Juneteenth Flag

Juneteenth Flag

Juneteenth, the day marking the emancipation of enslaved people in the United States, is Saturday. It is technically the anniversary of the announcement of emancipation in Galveston, Texas, some two-and-a-half years after the Emancipation Proclamation; in the grand scheme of things, this is as unimportant as the fact that Jesus Christ was almost certainly born in the spring and not December. Or that Independence Day could be celebrated on July 2, as John Adams assumed it would be, or Aug. 2, when the Declaration was actually signed. But I digress.

President Joe Biden signed an act proclaiming Juneteenth a national holiday this week. It passed unanimously in the Senate, though 14 House Republicans voted no. Some of them offered reasons. Rep. Ronny Jackson of Texas thinks we have too many holidays as it is. Rep. Matt Rosendale of Montana thinks the day was created “out of whole cloth to celebrate identity politics as part of its larger efforts to make Critical Race Theory the reigning ideology of our country.” Juneteenth was first celebrated in 1866, some 57 years before the Frankfurt School was founded and more than 100 years before anyone spoke the words “critical race theory.”

Other Republicans seemed fine with the idea in general, except that the official name is “Juneteenth National Independence Day,” which they said could be “confusing” to people who might get it mixed up with Independence Day. This ignores the fact that: A) it absolutely will not, and 2) no one is going to call it by its full legislative name in any event.

Tennessee’s own Scott DesJarlais was among the 14, which is incredible because it meant he actually showed up to vote!

Now that it’s a fait accompli, it’s time for the hypocritical faux-intellectual populist vomiterati to chime in. 

Charlie Kirk says Juneteenth is an “affront” to American unity because “we now have two summer holidays” with one “based on race.” (Labor Day is also technically in the summer, though summer also doesn’t technically begin until the solstice, which is the day after Juneteenth.) Candace Owens says Juneteenth is a segregationist effort, because Democrats supported segregation. Or something. Candace does not understand political realignment.

Their insistence that we don’t need another day off, first of all, is like the kid who reminds the teacher she forgot to give the class any homework. Give me a day off in June and you can call it “J.R. Lind Is Extremely Bad Day” if you want to.

Secondly, there’s a perfectly reasonable conservative position that we should celebrate Juneteenth as a whole nation, which these dissenters would grasp if their motive force was actually advancing conservative thought rather than grifting off Trumpism.

If, as these people claim, they consider the founding documents as America’s mission statements, we are striving toward a more perfect Union and we seek to preserve the blessings of Liberty for ourselves and our posterity. And a big part of that is having our deeds living up to the words of the Declaration (“… that all men are created equal”). 

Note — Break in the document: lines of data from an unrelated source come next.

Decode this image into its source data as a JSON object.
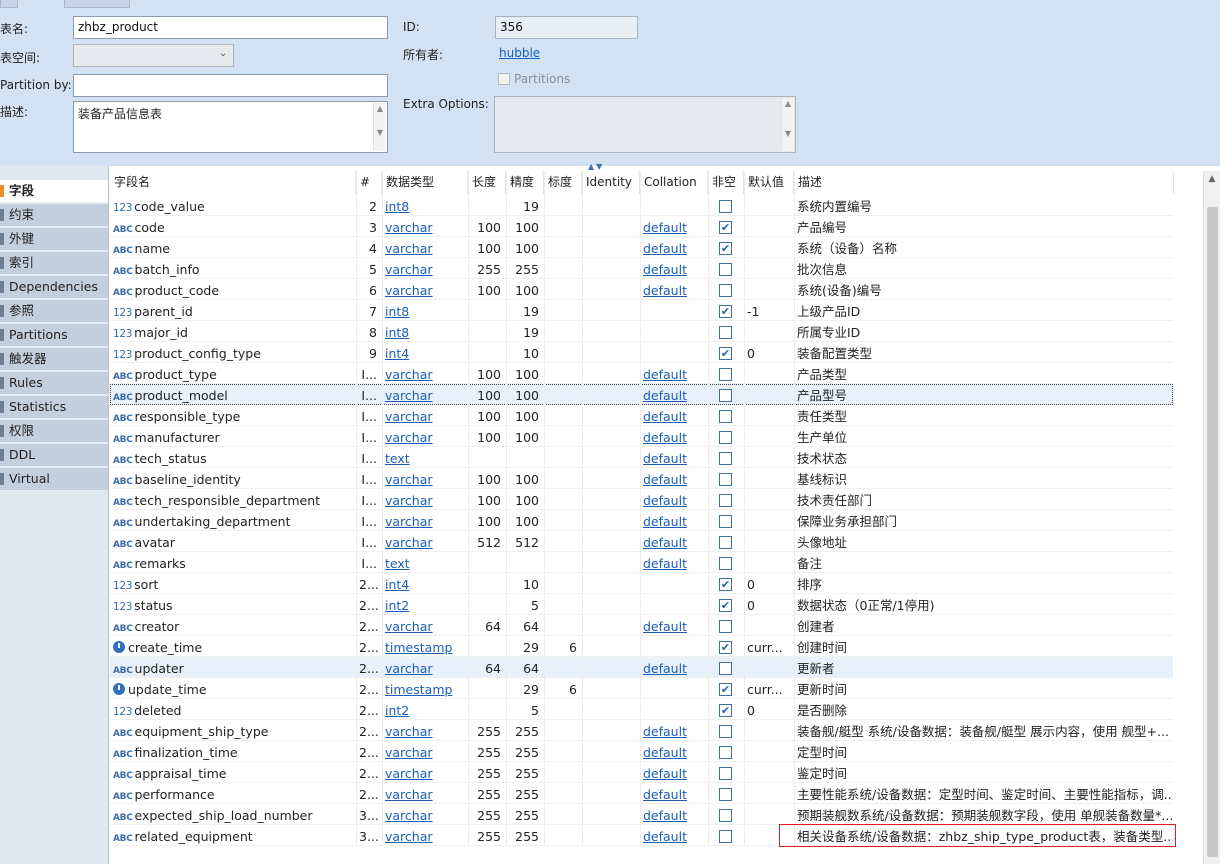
{
  "props": {
    "table_name_label": "表名:",
    "table_name_value": "zhbz_product",
    "tablespace_label": "表空间:",
    "partition_by_label": "Partition by:",
    "description_label": "描述:",
    "description_value": "装备产品信息表",
    "id_label": "ID:",
    "id_value": "356",
    "owner_label": "所有者:",
    "owner_value": "hubble",
    "partitions_label": "Partitions",
    "extra_options_label": "Extra Options:"
  },
  "sidebar": {
    "items": [
      {
        "label": "字段",
        "active": true
      },
      {
        "label": "约束"
      },
      {
        "label": "外键"
      },
      {
        "label": "索引"
      },
      {
        "label": "Dependencies"
      },
      {
        "label": "参照"
      },
      {
        "label": "Partitions"
      },
      {
        "label": "触发器"
      },
      {
        "label": "Rules"
      },
      {
        "label": "Statistics"
      },
      {
        "label": "权限"
      },
      {
        "label": "DDL"
      },
      {
        "label": "Virtual"
      }
    ]
  },
  "columns": {
    "headers": [
      "字段名",
      "#",
      "数据类型",
      "长度",
      "精度",
      "标度",
      "Identity",
      "Collation",
      "非空",
      "默认值",
      "描述"
    ],
    "rows": [
      {
        "icon": "123",
        "name": "code_value",
        "num": "2",
        "type": "int8",
        "len": "",
        "prec": "19",
        "scale": "",
        "coll": "",
        "notnull": false,
        "def": "",
        "desc": "系统内置编号"
      },
      {
        "icon": "abc",
        "name": "code",
        "num": "3",
        "type": "varchar",
        "len": "100",
        "prec": "100",
        "scale": "",
        "coll": "default",
        "notnull": true,
        "def": "",
        "desc": "产品编号"
      },
      {
        "icon": "abc",
        "name": "name",
        "num": "4",
        "type": "varchar",
        "len": "100",
        "prec": "100",
        "scale": "",
        "coll": "default",
        "notnull": true,
        "def": "",
        "desc": "系统（设备）名称"
      },
      {
        "icon": "abc",
        "name": "batch_info",
        "num": "5",
        "type": "varchar",
        "len": "255",
        "prec": "255",
        "scale": "",
        "coll": "default",
        "notnull": false,
        "def": "",
        "desc": "批次信息"
      },
      {
        "icon": "abc",
        "name": "product_code",
        "num": "6",
        "type": "varchar",
        "len": "100",
        "prec": "100",
        "scale": "",
        "coll": "default",
        "notnull": false,
        "def": "",
        "desc": "系统(设备)编号"
      },
      {
        "icon": "123",
        "name": "parent_id",
        "num": "7",
        "type": "int8",
        "len": "",
        "prec": "19",
        "scale": "",
        "coll": "",
        "notnull": true,
        "def": "-1",
        "desc": "上级产品ID"
      },
      {
        "icon": "123",
        "name": "major_id",
        "num": "8",
        "type": "int8",
        "len": "",
        "prec": "19",
        "scale": "",
        "coll": "",
        "notnull": false,
        "def": "",
        "desc": "所属专业ID"
      },
      {
        "icon": "123",
        "name": "product_config_type",
        "num": "9",
        "type": "int4",
        "len": "",
        "prec": "10",
        "scale": "",
        "coll": "",
        "notnull": true,
        "def": "0",
        "desc": "装备配置类型"
      },
      {
        "icon": "abc",
        "name": "product_type",
        "num": "I...",
        "type": "varchar",
        "len": "100",
        "prec": "100",
        "scale": "",
        "coll": "default",
        "notnull": false,
        "def": "",
        "desc": "产品类型"
      },
      {
        "icon": "abc",
        "name": "product_model",
        "num": "I...",
        "type": "varchar",
        "len": "100",
        "prec": "100",
        "scale": "",
        "coll": "default",
        "notnull": false,
        "def": "",
        "desc": "产品型号",
        "selected": true
      },
      {
        "icon": "abc",
        "name": "responsible_type",
        "num": "I...",
        "type": "varchar",
        "len": "100",
        "prec": "100",
        "scale": "",
        "coll": "default",
        "notnull": false,
        "def": "",
        "desc": "责任类型"
      },
      {
        "icon": "abc",
        "name": "manufacturer",
        "num": "I...",
        "type": "varchar",
        "len": "100",
        "prec": "100",
        "scale": "",
        "coll": "default",
        "notnull": false,
        "def": "",
        "desc": "生产单位"
      },
      {
        "icon": "abc",
        "name": "tech_status",
        "num": "I...",
        "type": "text",
        "len": "",
        "prec": "",
        "scale": "",
        "coll": "default",
        "notnull": false,
        "def": "",
        "desc": "技术状态"
      },
      {
        "icon": "abc",
        "name": "baseline_identity",
        "num": "I...",
        "type": "varchar",
        "len": "100",
        "prec": "100",
        "scale": "",
        "coll": "default",
        "notnull": false,
        "def": "",
        "desc": "基线标识"
      },
      {
        "icon": "abc",
        "name": "tech_responsible_department",
        "num": "I...",
        "type": "varchar",
        "len": "100",
        "prec": "100",
        "scale": "",
        "coll": "default",
        "notnull": false,
        "def": "",
        "desc": "技术责任部门"
      },
      {
        "icon": "abc",
        "name": "undertaking_department",
        "num": "I...",
        "type": "varchar",
        "len": "100",
        "prec": "100",
        "scale": "",
        "coll": "default",
        "notnull": false,
        "def": "",
        "desc": "保障业务承担部门"
      },
      {
        "icon": "abc",
        "name": "avatar",
        "num": "I...",
        "type": "varchar",
        "len": "512",
        "prec": "512",
        "scale": "",
        "coll": "default",
        "notnull": false,
        "def": "",
        "desc": "头像地址"
      },
      {
        "icon": "abc",
        "name": "remarks",
        "num": "I...",
        "type": "text",
        "len": "",
        "prec": "",
        "scale": "",
        "coll": "default",
        "notnull": false,
        "def": "",
        "desc": "备注"
      },
      {
        "icon": "123",
        "name": "sort",
        "num": "2...",
        "type": "int4",
        "len": "",
        "prec": "10",
        "scale": "",
        "coll": "",
        "notnull": true,
        "def": "0",
        "desc": "排序"
      },
      {
        "icon": "123",
        "name": "status",
        "num": "2...",
        "type": "int2",
        "len": "",
        "prec": "5",
        "scale": "",
        "coll": "",
        "notnull": true,
        "def": "0",
        "desc": "数据状态（0正常/1停用)"
      },
      {
        "icon": "abc",
        "name": "creator",
        "num": "2...",
        "type": "varchar",
        "len": "64",
        "prec": "64",
        "scale": "",
        "coll": "default",
        "notnull": false,
        "def": "",
        "desc": "创建者"
      },
      {
        "icon": "clock",
        "name": "create_time",
        "num": "2...",
        "type": "timestamp",
        "len": "",
        "prec": "29",
        "scale": "6",
        "coll": "",
        "notnull": true,
        "def": "curr...",
        "desc": "创建时间"
      },
      {
        "icon": "abc",
        "name": "updater",
        "num": "2...",
        "type": "varchar",
        "len": "64",
        "prec": "64",
        "scale": "",
        "coll": "default",
        "notnull": false,
        "def": "",
        "desc": "更新者",
        "hl": true
      },
      {
        "icon": "clock",
        "name": "update_time",
        "num": "2...",
        "type": "timestamp",
        "len": "",
        "prec": "29",
        "scale": "6",
        "coll": "",
        "notnull": true,
        "def": "curr...",
        "desc": "更新时间"
      },
      {
        "icon": "123",
        "name": "deleted",
        "num": "2...",
        "type": "int2",
        "len": "",
        "prec": "5",
        "scale": "",
        "coll": "",
        "notnull": true,
        "def": "0",
        "desc": "是否删除"
      },
      {
        "icon": "abc",
        "name": "equipment_ship_type",
        "num": "2...",
        "type": "varchar",
        "len": "255",
        "prec": "255",
        "scale": "",
        "coll": "default",
        "notnull": false,
        "def": "",
        "desc": "装备舰/艇型 系统/设备数据：装备舰/艇型 展示内容，使用 舰型+..."
      },
      {
        "icon": "abc",
        "name": "finalization_time",
        "num": "2...",
        "type": "varchar",
        "len": "255",
        "prec": "255",
        "scale": "",
        "coll": "default",
        "notnull": false,
        "def": "",
        "desc": "定型时间"
      },
      {
        "icon": "abc",
        "name": "appraisal_time",
        "num": "2...",
        "type": "varchar",
        "len": "255",
        "prec": "255",
        "scale": "",
        "coll": "default",
        "notnull": false,
        "def": "",
        "desc": "鉴定时间"
      },
      {
        "icon": "abc",
        "name": "performance",
        "num": "2...",
        "type": "varchar",
        "len": "255",
        "prec": "255",
        "scale": "",
        "coll": "default",
        "notnull": false,
        "def": "",
        "desc": "主要性能系统/设备数据：定型时间、鉴定时间、主要性能指标，调..."
      },
      {
        "icon": "abc",
        "name": "expected_ship_load_number",
        "num": "3...",
        "type": "varchar",
        "len": "255",
        "prec": "255",
        "scale": "",
        "coll": "default",
        "notnull": false,
        "def": "",
        "desc": "预期装舰数系统/设备数据：预期装舰数字段，使用 单舰装备数量*..."
      },
      {
        "icon": "abc",
        "name": "related_equipment",
        "num": "3...",
        "type": "varchar",
        "len": "255",
        "prec": "255",
        "scale": "",
        "coll": "default",
        "notnull": false,
        "def": "",
        "desc": "相关设备系统/设备数据：zhbz_ship_type_product表，装备类型..."
      }
    ]
  },
  "colors": {
    "panel_bg": "#d3e2f3",
    "link": "#1a5fb4",
    "selection": "#e8f1fb",
    "annotation_box": "#e02020"
  }
}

If you truly believe in equality of opportunity, if you believe all the things aforesaid, if you really consider slavery the moral stain it was, then Juneteenth is indeed a holiday for Americans. All of us. In a practical sense, did emancipation mean more to Black Americans? Of course. But if you really believe in what the declaration and Constitution say and you aren’t just a fetishist who quotes the documents selectively for your own callous and cynical purposes, then it’s impossible for you to see Juneteenth as anything but a unifying holiday for all of America, celebrating a big if belated step on the journey toward that more perfect Union.

You can believe that the 1619 Project is specious as a work of history and still see Juneteenth as a worthy commemoration of an important marker on the journey that is America. You can object to CRT and still see its value. 

Don’t get it twisted: The Civil War was about slavery. You can ask the traitors themselves. They tried to tell you. More than 365,000 American soldiers, therefore, died to end slavery, and another 290,000 were sent to die to preserve it. 

Lincoln abhorred slavery, rightly so, even if he had less than enlightened views about racial equality generally. But as he explained to Horace Greeley, his motive force was preserving the Union. He did after all take an oath to preserve, protect and defend the Constitution. 

As he wrote to Greeley: “My paramount object in this struggle is to save the Union, and is not either to save or to destroy slavery. If I could save the Union without freeing any slave I would do it, and if I could save it by freeing all the slaves I would do it; and if I could save it by freeing some and leaving others alone I would also do that.”

Through emancipation, Lincoln saved the Union that we celebrate on July 4. Juneteenth isn’t a repudiation of July 4, it’s a fulfillment of its promise. And all of us should celebrate that.